The Associated Press reports that over 677 women and girls were rescued over the past week as the Nigerian military destroyed dozens of insurgent camps hidden deep in the Sambisa forest. Those who were rescued were taken to an old deserted school, known as the Malkohi refugee camp, where they recounted in horrific detail the events that had transpired just moments before their freedom.
"We just have to give praise to God that we are alive, those of us who have survived," said Lami Musa, a 27 year old woman who had given birth to a baby girl just five days earlier.
"Boko Haram came and told us they were moving out and said that we should run away with them," Musa recalled of the day she and the other women were rescued. "But we said no. Then they started stoning us. I held my baby to my stomach and doubled over to protect her."
The young woman and another survivor, Salamatu Bulama, recalled how several young girls and women were killed in the stoning, and at least three others were killed in the crossfire between Boko Haram militants and the Nigerian army.
Unfortunately, the horror wasn't over. Bulama revealed that other women were hiding in some bushes nearby waiting to be rescued.
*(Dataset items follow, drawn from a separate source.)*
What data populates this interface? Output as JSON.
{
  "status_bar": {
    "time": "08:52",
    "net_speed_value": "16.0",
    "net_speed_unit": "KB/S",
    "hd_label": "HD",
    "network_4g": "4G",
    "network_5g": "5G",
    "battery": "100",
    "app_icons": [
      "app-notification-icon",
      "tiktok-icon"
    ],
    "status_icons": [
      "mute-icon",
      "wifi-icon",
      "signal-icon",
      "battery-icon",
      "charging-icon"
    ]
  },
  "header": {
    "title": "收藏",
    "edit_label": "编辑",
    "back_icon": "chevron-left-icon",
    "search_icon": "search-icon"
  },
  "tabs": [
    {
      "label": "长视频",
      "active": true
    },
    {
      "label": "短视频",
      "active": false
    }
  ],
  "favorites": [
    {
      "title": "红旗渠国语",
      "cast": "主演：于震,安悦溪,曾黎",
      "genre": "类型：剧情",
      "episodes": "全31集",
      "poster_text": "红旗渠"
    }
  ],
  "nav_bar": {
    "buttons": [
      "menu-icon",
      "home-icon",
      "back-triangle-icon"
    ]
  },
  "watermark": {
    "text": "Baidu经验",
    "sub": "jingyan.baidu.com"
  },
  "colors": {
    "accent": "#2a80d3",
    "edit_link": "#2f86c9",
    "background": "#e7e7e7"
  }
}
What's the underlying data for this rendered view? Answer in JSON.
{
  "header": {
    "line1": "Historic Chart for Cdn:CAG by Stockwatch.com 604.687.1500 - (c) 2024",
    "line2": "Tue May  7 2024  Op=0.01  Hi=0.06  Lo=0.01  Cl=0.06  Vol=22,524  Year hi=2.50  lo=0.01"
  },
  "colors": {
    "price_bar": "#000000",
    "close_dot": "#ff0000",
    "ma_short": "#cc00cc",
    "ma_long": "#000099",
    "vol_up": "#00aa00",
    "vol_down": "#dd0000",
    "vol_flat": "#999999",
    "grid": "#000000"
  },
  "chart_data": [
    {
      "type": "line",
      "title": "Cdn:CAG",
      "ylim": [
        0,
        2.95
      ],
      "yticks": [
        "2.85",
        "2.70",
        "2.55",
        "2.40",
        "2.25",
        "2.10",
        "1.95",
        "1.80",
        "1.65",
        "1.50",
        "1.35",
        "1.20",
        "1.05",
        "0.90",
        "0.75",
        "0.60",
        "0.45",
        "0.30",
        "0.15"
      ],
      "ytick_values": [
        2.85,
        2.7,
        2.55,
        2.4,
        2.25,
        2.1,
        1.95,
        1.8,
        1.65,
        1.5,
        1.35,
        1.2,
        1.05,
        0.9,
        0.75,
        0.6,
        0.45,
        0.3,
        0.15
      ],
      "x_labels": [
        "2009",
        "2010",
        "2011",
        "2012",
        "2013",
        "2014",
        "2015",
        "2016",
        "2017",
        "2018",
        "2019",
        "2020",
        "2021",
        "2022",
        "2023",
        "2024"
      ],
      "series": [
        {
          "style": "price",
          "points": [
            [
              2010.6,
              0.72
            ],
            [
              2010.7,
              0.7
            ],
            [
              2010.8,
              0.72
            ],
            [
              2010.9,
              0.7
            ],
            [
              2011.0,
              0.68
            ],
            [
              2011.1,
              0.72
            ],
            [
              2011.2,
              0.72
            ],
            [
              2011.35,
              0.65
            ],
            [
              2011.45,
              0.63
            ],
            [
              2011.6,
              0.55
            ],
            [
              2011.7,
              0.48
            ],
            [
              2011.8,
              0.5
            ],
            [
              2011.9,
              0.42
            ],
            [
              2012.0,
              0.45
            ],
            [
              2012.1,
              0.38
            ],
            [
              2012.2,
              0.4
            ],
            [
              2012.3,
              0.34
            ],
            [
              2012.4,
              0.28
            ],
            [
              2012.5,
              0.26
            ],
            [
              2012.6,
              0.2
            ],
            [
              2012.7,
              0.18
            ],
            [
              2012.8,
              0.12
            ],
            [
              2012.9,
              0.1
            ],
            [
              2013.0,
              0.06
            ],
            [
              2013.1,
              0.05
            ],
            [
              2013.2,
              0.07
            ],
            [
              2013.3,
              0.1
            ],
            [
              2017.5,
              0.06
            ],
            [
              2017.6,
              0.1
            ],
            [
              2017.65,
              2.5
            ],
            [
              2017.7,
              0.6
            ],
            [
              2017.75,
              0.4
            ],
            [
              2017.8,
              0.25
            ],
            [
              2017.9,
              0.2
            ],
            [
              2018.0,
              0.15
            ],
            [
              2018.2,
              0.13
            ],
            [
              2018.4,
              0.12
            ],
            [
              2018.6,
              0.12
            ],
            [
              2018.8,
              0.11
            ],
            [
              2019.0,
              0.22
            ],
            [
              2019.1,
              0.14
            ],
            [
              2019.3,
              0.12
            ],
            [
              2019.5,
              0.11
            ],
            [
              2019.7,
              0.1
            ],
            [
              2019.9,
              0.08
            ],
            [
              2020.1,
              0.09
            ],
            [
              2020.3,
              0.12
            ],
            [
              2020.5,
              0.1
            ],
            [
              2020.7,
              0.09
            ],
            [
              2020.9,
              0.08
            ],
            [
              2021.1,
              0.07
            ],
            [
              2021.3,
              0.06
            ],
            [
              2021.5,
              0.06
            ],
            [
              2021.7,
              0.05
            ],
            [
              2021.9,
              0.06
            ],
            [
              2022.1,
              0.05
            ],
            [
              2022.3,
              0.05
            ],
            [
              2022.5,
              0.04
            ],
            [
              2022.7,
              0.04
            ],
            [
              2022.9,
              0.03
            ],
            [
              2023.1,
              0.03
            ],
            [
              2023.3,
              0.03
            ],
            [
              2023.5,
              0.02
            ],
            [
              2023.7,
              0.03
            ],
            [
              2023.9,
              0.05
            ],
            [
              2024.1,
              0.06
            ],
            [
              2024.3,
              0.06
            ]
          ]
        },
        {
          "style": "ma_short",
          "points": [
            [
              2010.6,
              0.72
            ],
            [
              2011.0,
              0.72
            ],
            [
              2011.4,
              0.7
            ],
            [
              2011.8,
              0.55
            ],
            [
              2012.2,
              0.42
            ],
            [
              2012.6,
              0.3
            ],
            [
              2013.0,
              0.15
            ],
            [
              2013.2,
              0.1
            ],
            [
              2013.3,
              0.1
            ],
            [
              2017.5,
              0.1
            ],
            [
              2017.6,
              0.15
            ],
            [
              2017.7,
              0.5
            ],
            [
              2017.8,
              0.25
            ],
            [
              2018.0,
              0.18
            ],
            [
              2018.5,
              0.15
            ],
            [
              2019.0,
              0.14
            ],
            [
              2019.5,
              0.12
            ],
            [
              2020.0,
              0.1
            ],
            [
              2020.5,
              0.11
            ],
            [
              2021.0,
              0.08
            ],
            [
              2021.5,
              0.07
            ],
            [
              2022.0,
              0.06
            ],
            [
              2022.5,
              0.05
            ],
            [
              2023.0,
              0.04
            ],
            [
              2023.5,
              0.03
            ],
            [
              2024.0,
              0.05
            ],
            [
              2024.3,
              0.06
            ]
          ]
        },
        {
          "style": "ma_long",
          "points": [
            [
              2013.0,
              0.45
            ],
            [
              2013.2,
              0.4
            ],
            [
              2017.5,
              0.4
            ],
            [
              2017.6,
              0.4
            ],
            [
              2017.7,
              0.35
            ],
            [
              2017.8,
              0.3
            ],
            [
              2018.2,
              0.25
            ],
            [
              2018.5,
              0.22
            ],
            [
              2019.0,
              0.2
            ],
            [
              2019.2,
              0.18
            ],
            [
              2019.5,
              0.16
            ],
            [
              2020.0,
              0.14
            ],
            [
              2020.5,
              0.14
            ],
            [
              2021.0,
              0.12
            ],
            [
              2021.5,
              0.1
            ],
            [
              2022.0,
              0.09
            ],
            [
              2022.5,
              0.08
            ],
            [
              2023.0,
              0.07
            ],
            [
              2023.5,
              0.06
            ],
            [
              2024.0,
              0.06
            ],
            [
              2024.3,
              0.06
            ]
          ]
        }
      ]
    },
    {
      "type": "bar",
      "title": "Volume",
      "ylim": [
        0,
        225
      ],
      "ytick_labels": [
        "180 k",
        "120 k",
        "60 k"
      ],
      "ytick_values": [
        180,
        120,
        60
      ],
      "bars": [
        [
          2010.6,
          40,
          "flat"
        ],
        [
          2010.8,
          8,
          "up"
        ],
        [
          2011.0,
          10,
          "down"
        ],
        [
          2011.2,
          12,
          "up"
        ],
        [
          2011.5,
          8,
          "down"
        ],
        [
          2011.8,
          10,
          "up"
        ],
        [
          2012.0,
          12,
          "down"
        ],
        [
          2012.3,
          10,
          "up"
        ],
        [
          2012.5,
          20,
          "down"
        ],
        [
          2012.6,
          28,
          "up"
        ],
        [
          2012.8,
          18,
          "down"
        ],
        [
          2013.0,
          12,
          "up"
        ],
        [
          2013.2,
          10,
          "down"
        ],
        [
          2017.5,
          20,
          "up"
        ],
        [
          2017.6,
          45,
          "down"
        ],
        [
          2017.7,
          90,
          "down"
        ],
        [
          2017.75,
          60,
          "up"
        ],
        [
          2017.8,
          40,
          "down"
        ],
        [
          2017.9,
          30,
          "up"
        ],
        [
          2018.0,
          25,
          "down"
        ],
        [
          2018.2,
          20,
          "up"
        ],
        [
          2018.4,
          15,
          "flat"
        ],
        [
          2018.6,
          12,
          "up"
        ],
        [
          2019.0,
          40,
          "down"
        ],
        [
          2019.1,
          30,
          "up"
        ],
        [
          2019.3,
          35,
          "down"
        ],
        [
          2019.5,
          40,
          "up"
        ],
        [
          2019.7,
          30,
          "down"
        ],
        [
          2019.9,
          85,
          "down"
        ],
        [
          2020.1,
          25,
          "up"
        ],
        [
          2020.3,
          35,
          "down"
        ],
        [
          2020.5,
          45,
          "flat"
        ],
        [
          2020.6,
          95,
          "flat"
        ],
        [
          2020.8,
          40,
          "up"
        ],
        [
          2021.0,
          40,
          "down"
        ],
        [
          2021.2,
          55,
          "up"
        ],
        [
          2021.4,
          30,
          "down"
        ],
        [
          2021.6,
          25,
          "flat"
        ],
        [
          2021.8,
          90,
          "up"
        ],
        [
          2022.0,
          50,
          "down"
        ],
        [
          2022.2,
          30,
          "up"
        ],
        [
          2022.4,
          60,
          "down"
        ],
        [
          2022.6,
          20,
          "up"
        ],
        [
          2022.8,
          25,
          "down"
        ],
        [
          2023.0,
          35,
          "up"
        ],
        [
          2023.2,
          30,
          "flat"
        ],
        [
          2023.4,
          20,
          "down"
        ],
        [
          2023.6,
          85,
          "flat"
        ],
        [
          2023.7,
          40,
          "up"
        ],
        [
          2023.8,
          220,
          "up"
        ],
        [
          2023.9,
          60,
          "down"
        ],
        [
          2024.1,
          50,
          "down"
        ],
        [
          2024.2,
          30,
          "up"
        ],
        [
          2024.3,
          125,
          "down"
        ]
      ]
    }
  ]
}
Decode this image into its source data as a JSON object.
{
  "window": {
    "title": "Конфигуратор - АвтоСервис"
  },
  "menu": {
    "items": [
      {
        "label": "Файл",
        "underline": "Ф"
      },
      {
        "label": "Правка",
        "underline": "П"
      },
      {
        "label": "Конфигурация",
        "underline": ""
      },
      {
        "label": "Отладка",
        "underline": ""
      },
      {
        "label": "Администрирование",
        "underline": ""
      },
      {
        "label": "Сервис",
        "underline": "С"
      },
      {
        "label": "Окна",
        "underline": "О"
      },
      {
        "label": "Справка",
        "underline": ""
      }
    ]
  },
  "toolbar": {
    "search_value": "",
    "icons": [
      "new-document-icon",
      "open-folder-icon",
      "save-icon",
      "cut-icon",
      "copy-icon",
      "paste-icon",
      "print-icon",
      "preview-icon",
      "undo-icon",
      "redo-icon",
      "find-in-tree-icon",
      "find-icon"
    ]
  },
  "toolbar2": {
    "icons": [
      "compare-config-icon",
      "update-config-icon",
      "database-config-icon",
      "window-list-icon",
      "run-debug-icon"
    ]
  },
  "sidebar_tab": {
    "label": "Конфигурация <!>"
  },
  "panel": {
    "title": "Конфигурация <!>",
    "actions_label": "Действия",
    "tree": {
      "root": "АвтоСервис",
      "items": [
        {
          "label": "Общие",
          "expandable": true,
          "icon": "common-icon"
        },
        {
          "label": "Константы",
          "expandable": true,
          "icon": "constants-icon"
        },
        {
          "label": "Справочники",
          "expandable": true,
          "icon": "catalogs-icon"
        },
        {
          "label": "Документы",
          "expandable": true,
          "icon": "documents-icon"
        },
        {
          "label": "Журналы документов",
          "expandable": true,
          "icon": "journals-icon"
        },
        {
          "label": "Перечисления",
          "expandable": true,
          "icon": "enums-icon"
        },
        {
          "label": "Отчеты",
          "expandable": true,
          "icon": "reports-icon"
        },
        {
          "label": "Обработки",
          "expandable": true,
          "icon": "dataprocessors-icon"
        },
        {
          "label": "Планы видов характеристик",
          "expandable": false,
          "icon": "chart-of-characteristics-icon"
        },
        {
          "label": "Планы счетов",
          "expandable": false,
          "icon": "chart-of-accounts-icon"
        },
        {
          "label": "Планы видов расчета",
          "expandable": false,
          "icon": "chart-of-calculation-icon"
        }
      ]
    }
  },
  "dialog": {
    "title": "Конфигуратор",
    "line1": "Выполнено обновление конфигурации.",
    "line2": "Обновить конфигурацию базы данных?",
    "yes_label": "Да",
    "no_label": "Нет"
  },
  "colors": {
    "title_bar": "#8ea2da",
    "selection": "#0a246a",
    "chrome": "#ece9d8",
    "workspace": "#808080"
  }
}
As the Nigerian soldiers approached in their armored vehicle, they did not see the women hiding in the brush, and thus ran over them, crushing them to death.
"I think those killed there were about 10," said Bulama, CBS News reports.
For the young mother, however, the most painful loss was that of her two year old son, who died of an illness she said was exacerbated by malnutrition two months ago.
"What will I tell my husband?" Bulama said through tears. She heard Sunday from other survivors using borrowed cell phones to try and trace relatives that her husband is alive and in the northern town of Kaduna.
Other women recalled how while in captivity, they were fed just one meal of "dry maize" a day, and were forced to watch as their fellow captives slowly died from starvation.
"Every day, we witnessed the death of one of us and waited for our turn," said Umaru, a 24-year-old mother of two.
Some of the children were "just little skeletal bodies with flaps of skin that make them look like old people", Associated Press reporter Michelle Faul told the BBC after visiting the camp where survivors were staying.
Mula, whose husband was killed in the initial Boko Haram attacks, said the rescue saved her from a forced marriage.
"They took me so I can marry one of their commanders," she said of the militants who carried her away from her village after killing her husband and forcing her to abandon their three young children..
"When they realized I was pregnant, they said I was impregnated by an infidel, and we have killed him. Once you deliver, within a week we will marry you to our commander," she recalled, explaining that many of the other women were also forced into marrying Boko Haram militants.
Thousands have been killed in northern Nigeria since Boko Haram began its insurgency in 2009 to drive out all Christians from the country and establish an Islamic state. However, over the past several months, the Nigerian army has been attacking Boko Haram bases with increased efficiency, and since February has recaptured most of the territory the terrorist group had taken in the previous year.
According to the BBC, the group's last remaining hideouts are believed to be in the Sambisa forest, which surrounds a reserve of the same name.